On the video, select the video “Installing Alpha Wheel” to see what my rims are like. They are the easiest tires to mount – no question about it.

If you wanted to try Hutchinson tubeless tire with your current standard rims (that use tubes), select the video “Road Tubeless Install.” Most rims work, especially rims like Mavic Ksyriums (which don’t use rim tape as they have no exposed nipples; with tubeless on the Ksyriums, you don’t have to use the yellow rim tape in the video.

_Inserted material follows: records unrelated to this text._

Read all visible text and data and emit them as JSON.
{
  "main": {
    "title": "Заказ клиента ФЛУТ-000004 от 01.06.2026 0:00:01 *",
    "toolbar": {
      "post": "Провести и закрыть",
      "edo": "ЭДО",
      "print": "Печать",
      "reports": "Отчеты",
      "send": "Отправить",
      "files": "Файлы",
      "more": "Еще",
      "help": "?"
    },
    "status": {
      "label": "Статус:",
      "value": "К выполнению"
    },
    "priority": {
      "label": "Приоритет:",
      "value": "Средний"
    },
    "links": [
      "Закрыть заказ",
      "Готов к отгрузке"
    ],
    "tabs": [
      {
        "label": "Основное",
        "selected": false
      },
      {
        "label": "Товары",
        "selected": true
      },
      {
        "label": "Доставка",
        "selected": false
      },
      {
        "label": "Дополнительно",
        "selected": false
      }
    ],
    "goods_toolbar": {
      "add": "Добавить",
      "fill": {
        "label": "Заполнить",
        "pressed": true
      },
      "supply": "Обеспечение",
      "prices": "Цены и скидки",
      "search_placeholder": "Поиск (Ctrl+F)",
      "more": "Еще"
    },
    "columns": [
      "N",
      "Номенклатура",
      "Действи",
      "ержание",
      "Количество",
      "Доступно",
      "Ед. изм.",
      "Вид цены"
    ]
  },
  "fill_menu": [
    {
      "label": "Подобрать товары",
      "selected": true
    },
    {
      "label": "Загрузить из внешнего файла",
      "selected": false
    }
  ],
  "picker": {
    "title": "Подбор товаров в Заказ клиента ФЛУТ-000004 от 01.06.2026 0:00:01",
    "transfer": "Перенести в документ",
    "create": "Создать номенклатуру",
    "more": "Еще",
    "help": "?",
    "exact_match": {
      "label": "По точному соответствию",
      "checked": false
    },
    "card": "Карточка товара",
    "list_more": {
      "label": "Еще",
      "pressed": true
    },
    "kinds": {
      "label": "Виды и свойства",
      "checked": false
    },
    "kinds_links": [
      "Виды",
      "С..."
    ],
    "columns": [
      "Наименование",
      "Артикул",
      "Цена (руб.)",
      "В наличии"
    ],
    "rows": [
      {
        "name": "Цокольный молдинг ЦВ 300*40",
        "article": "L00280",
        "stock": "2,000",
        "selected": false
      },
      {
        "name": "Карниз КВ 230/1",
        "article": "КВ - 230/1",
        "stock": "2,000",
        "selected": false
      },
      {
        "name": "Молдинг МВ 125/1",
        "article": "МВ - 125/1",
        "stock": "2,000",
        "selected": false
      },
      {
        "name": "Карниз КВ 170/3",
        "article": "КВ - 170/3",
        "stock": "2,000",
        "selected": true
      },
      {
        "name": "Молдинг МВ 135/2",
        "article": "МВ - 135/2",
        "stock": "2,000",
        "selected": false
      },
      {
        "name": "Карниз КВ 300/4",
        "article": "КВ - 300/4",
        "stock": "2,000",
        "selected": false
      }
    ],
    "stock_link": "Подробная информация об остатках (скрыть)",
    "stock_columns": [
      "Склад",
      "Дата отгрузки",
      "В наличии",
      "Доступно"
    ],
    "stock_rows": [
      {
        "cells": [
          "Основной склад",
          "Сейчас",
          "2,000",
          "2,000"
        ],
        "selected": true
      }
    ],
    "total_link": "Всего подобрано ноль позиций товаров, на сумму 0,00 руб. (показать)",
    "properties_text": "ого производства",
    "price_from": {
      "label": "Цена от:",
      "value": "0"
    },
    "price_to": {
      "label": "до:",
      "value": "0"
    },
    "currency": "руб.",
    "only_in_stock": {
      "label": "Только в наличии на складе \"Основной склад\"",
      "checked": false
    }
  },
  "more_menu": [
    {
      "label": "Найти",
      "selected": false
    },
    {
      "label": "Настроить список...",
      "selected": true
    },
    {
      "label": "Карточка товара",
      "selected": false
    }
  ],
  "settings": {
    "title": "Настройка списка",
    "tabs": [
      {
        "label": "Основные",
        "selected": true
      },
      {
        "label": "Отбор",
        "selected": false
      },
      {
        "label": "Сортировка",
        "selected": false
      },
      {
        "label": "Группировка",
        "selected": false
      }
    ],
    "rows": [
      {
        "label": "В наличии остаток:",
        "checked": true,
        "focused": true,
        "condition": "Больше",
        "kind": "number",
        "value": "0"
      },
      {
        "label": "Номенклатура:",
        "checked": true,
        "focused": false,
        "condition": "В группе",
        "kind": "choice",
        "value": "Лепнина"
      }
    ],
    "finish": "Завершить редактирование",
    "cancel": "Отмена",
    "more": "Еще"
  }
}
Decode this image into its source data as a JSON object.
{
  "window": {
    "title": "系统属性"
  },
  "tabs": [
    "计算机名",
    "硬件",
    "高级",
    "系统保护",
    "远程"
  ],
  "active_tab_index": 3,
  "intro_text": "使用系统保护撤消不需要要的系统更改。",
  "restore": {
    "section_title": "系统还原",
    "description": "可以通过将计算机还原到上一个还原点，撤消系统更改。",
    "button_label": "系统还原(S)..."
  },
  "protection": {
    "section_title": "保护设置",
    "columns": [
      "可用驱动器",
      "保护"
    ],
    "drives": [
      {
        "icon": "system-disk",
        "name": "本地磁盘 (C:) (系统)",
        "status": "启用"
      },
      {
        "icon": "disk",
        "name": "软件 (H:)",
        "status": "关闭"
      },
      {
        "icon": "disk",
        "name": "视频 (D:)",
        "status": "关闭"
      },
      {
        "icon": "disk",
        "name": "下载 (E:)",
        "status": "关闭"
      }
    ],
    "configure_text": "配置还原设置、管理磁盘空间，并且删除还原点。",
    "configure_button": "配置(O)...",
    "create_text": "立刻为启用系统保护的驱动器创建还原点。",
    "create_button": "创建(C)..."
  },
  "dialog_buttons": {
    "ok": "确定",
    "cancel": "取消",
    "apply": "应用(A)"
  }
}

http://www.notubes.com/help_center.aspx

#170455

Bear59, April 5, 2012 at 4:31 pm

I’ve been using Continental GP’s, Gatorskins, or Ultraports for many years. At 6’5″ 250 lbs, I wanted the extra pressure (120 psi) and usually pump to 130 to 135. I like to ride as fast as my old 53 yr old legs, heart and lungs will let me (usually avg 18.5-20) and I’ve found the performance of all three to be good in all conditions including the fun of the rain in 2010. I’ve been fortunate that I haven’t had any flats on the two RAGBRAI’s I’ve done so far. Hopefully that continues this year. Enjoying reading about other’s experiences and favorite brands.

#170670

Tony, April 5, 2012 at 6:10 pm

Bear +1

I run my Conties Ultra Sports at 125. I weigh about the same. With proper wheel maintenance. You don’t need the tire snot. I haven’t had a flat on the last 9 RAGBRAI’s. I don’t need all the extra expense of tubeless. My Conties and tubes work just fine thank you. Now if you want to buy me $1200 set of 7850’s and $120 Hutchinson tire. By all means I will gladly roll on them. But the ones I have been using for years without problems work just fine.

#170761

Sandaltan ., April 6, 2012 at 12:11 pm

I am looking forward to hearing about you tubeless tire experience Iceman. While I am slow to change and adopt new technology I can change…..Little Stoker says she is get me a cell phone one of these days.

RIDE RIGHT

#171466

Iceman, April 7, 2012 at 6:59 am

Sandaltan:
I am looking forward to hearing about you tubeless tire experience Iceman.While I am slow to change and adopt new technology I can change…..Little Stoker says she is get me a cell phone one of these days.

RIDE RIGHT

I’ve used them before. I have NEVER had a flat when using them. You’d have to cut the tire with a cut bigger than 1/4 inch before the Stan’s sealant won’t seal the hole and even then you can just slap a tube into the tire if you are carrying one “just in case.” It does not have a tube so pinch flats and snake bite flats are impossible. The sealant seals holes from thorns or nails, or seals around thorns or nails if the thorn or nail is still in the tire.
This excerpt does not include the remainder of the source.